Cutter Code Comparison

Author name (family name first):

Total Cutter code length (max): 4

Simple Cutter:
Banerjee Code:
Educated Cutter:
Cube Code:
Hash Code:

About

What is this? Some experiments comparing different Cutter Code variants by an MLIS student.

The "Simple Cutter" Code is generated by following the procedure described on Library of Congress instruction sheet G 63, as described on this webpage. The Banerjee Code is from the Cataloging Calculator by Kyle Banerjee. (I lightly adapted Banerjee's original code for it to work with this site.)
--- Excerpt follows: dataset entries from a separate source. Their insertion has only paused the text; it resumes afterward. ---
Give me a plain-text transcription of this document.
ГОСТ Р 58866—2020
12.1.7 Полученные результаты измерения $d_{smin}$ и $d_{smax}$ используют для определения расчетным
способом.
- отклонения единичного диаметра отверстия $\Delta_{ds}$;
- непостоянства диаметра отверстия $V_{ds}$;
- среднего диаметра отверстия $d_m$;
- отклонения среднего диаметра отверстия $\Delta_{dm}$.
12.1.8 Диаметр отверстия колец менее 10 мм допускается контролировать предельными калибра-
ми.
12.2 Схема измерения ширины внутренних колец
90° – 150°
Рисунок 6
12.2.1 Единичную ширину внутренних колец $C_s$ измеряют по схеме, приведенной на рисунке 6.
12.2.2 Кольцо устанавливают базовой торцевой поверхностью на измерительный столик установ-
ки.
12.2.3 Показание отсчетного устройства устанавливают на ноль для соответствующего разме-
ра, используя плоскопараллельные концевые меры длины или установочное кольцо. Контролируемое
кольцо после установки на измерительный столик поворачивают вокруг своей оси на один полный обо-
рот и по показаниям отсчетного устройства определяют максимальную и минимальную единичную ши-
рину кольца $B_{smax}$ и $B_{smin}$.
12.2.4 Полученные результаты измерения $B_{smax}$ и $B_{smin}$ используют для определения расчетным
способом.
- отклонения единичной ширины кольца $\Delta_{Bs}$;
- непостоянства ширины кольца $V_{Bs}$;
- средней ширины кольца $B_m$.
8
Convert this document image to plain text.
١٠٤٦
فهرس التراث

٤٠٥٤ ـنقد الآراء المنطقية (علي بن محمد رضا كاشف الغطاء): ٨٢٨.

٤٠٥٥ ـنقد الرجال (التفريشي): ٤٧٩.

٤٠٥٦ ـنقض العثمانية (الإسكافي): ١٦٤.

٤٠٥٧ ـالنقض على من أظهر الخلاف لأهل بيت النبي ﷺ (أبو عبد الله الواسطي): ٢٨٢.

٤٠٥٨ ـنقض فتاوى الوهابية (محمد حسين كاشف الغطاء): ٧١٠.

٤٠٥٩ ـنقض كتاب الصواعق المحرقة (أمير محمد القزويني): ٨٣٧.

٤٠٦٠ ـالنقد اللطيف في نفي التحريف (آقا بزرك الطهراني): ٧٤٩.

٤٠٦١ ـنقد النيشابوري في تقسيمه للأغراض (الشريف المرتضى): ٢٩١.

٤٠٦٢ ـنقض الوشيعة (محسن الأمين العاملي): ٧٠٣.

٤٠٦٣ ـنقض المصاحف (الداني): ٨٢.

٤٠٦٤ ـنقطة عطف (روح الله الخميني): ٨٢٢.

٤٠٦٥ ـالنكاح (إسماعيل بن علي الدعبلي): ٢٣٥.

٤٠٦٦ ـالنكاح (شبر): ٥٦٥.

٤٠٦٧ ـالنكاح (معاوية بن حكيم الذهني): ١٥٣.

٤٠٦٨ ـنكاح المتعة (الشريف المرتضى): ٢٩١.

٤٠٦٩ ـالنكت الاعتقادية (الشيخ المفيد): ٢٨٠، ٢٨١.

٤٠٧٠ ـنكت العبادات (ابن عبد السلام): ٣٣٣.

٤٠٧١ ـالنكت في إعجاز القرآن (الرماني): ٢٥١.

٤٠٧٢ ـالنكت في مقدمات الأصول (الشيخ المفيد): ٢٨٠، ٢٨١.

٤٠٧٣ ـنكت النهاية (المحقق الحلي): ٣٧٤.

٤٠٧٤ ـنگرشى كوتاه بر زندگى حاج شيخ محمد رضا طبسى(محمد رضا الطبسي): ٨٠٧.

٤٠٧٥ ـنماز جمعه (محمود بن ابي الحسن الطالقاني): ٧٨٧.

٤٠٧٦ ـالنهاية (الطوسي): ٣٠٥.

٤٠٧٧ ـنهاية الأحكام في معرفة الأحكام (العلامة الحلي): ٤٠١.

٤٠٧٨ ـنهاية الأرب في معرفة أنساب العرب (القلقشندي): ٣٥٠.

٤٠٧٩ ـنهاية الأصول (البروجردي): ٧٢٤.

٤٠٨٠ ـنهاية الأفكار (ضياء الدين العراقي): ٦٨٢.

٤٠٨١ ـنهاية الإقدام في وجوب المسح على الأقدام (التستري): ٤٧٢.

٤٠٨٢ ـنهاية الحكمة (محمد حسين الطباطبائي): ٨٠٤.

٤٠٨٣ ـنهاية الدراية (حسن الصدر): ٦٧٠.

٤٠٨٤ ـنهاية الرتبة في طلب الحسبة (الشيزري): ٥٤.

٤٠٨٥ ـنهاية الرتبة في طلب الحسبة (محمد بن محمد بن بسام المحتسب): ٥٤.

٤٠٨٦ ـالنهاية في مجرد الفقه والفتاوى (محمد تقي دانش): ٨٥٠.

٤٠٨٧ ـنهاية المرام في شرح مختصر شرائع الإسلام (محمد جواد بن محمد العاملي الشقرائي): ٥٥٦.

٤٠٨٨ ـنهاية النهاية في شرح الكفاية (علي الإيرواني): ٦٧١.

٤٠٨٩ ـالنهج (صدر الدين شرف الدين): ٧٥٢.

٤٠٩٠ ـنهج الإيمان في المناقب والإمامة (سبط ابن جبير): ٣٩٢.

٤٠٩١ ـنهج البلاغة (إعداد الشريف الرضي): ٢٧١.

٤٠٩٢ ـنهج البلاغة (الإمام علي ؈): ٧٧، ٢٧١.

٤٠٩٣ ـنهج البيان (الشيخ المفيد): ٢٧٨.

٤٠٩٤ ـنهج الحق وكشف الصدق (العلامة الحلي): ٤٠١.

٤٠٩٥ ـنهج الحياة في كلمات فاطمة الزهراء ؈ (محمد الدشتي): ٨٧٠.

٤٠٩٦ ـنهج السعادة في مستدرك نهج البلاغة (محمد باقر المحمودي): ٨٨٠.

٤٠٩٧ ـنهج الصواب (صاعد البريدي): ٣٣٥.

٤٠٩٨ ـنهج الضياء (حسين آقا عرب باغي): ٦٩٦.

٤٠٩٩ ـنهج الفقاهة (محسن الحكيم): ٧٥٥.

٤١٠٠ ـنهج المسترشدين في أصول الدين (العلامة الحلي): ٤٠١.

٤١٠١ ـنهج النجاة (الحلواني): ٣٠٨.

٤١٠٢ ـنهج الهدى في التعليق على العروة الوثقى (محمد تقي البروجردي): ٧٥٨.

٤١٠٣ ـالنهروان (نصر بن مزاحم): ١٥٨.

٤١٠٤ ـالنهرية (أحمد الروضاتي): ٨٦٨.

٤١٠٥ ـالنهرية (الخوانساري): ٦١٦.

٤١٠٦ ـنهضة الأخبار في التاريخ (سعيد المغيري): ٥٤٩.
The "Educated Cutter" Code is my attempt at setting ranges for first-two letter combinations not specified in G 63 (e.g. names starting with "AC"). My goal was to make all the "buckets" for each digit as having an equal chance of being used (thereby increasing room for growth/hospitality) while staying compatible with G 63.

The Cube Code is my best attempt at an improved version of the Cutter Code if allowed to break from G 63. Cube Code assigns a letter + two-digit number code based on the first three letters in a given name. Crucially, the two-digit number is based on the letter frequencies.

Hash Code uses MurmurHash3 for the author name (via this JavaScript library) to encode the author's name after the 2nd letter. It is arguably the most radical form here, as it does not maintain alphabetical order beyond the 2nd letter of the author's name.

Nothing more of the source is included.